Wednesday, September 20, 2006

The Inquisitor

Like Eugene Robinson at the Washington Post, I "just can't get past this torture issue -- the fact that George W. Bush, the president of the United States of America, persists in demanding that Congress give him the right to torture anyone he considers a "high-value" terrorist suspect. The president of the United States. Interrogation by torture. This just can't be happening."

In Torture Is Torture, Robinson writes:

It's past time to stop mincing words. The Decider, or maybe we should now call him the Inquisitor, sticks to anodyne euphemisms. He speaks of "alternative" questioning techniques, and his umbrella term for the whole shop of horrors is "the program." Of course, he won't fully detail the methods that were used in the secret CIA prisons -- and who knows where else? -- but various sources have said they have included not just the infamous "waterboarding," which the administration apparently will reluctantly forswear, but also sleep deprivation, exposure to cold, bombardment with ear-splitting noise and other assaults that cause not just mental duress but physical agony. That is torture, and to call it anything else is a lie.

It is not possible for our elected representatives to hold any sort of honorable "debate" over torture. Bush says he is waging a "struggle for civilization," but civilized nations do not debate slavery or genocide, and they don't debate torture, either.
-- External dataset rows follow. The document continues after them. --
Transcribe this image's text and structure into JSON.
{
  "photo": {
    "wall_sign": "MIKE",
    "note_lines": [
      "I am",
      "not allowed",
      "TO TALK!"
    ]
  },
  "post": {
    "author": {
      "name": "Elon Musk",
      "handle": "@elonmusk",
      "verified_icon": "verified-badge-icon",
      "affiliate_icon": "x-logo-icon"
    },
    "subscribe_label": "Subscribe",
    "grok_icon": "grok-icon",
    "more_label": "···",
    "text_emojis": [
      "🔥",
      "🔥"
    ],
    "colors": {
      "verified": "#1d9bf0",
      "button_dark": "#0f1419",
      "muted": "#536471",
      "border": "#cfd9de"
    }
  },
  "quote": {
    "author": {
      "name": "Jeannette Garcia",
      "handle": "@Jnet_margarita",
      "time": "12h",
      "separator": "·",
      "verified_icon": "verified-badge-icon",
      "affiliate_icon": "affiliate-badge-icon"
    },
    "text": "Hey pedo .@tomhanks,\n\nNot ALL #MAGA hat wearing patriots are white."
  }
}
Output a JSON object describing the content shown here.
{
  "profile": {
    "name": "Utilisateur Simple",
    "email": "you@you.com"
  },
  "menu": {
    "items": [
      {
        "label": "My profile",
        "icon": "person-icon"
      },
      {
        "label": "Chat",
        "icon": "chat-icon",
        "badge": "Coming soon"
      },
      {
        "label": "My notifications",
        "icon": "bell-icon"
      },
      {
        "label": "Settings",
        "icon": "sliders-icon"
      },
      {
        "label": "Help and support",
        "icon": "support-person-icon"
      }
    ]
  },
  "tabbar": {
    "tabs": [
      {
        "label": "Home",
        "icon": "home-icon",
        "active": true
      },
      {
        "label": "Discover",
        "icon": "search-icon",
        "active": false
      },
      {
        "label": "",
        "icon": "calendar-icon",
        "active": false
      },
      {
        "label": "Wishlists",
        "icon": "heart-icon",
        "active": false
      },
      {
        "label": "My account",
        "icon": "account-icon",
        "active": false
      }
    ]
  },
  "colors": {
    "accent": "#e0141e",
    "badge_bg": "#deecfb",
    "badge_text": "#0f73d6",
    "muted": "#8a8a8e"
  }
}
This spectacle insults and dishonors every American. (Emphasis added).
And as if proof of this needed, it is provided by the example of Maher Arar, a computer engineer and Muslim Canadian citizen, who was wrongly believed to be a terrorist by U.S. authorities who then secretly whisked him to Syria, where he was tortured. The Washington Post reports, in Canadian Was Falsely Accused, Panel Says:
Arar, now 36, was detained by U.S. authorities as he changed planes in New York on Sept. 26, 2002. He was held for questioning for 12 days, then flown by jet to Jordan and driven to Syria. He was beaten, forced to confess to having trained in Afghanistan -- where he never has been -- and then kept in a coffin-size dungeon for 10 months before he was released.
As the Post noted, a Canadian government commission investigated the case and issued a report that:
[F]ound that agents who were under pressure to find terrorists after the attacks of Sept. 11, 2001, falsely labeled an Ottawa computer consultant, Maher Arar, as a dangerous radical. They asked U.S. authorities to put him and his wife, a university economist, on the al-Qaeda "watchlist," without justification, the report said. Arar was also listed as "an Islamic extremist individual" who was in the Washington area on Sept. 11. The report concluded that he had no involvement in Islamic extremism and was on business in San Diego that day . . . .
Glenn Greewald, in Here is the "moral authority" of the U.S. under the Bush administration, further adds that "when he sued for damages as a result of being wrongfully kidnapped and tortured by the U.S. Government, the Bush administration argued that "state secrets" compelled the court to dismiss the case, and the federal judge deferred to the President's wishes."

Greenwald inquires:
Do Americans want to be a country that kidnaps people without charges, tortures them, lies to its allies about it, and then, when it turns out they were completely innocent, blocks the Government officials who are responsible from being held accountable? That's the country we've become under this administration and its blindly loyal servants in Congress.